You are given three files:

You may download and read them like this:

import numpy as np

X_train = np.load("{path}/X_train.npy")
y_train = np.load("{path}/y_train.npy")

There are two data sets, (X_train, y_train) and (X_test, y_test), which are independent and identically distributed. However, I have hidden y_test from you. Your task is to make the best predictions of y_test possible based on the training data and on X_test.

1 How to submit predictions

You will submit a binary .npy file containing a numpy array (one-dimensional), whose length is the same as the number of rows in X_test, that will comprise the predictions of y_test. You can save an array to file like this:

import numpy as np

np.save("pred_{codename}.npy", pred)

The name of the file should be "pred_{codename}.npy" where {codename} is a secret codename of your group’s choosing, that you will be able to use later to identify your submission in the leaderboard.
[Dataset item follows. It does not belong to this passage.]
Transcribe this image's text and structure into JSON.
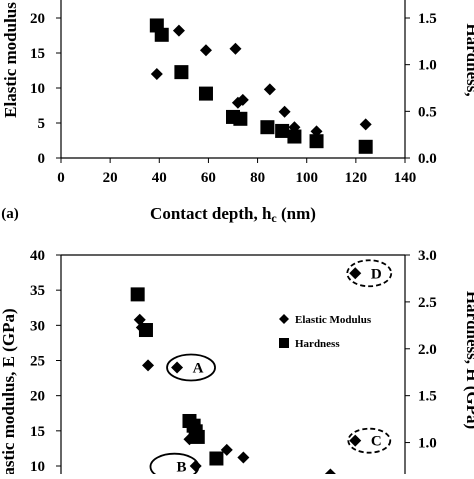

The file, alongside your code, should be submitted to GradeScope.

2 How your predictions will be scored

Your predictions will be compared against the real y_test using average squared error:

\[ \text{your loss} = \frac{1}{N}\sum_{n=1}^N (y_n - \text{pred}_n)^2. \]

A leaderboard will be published with every group’s codename alongside its loss on the test set, ranked from low to high. No other identifying information will be shared, so no other student will be able know your rank on the leaderboard. The leaderboard is for your own benefit! The group with the lowest test loss is the winner.

3 Allowed methods to use

You are permitted to use only methods which you have learned in the lectures or labs, or that are adjacent to them. This includes, for example, ordinary least squares and feature engineering. Any use of significantly more advanced learning algorithms might result in disqualification and zero grade.

4 How you will be graded

A submission reflecting honest effort will receive full grade. Your rank on the leaderboard will not factor into your grade in any way, except that the students in the top two performing groups after the competition has ended (that is, with lowest test loss) will receive an bonus point to their final grade (out of 100).

5 Timeline

The competition will last two consecutive lab sessions, starting from the lab session on Jan 31st and ending at the end of the lab session on Feb 7th. You will submit predictions at two times:

  • At the end of the lab session on Jan 31st.
  • At the end of the lab session on Feb 7th.

A leaderboard will be published after each submission deadline.

You are not required to work on the competition outside lab sessions, however it is encouraged. This is for your benefit! The more time you spend working with data you will find you get more out of this course.

6 GOOD LUCK AND HAVE FUN!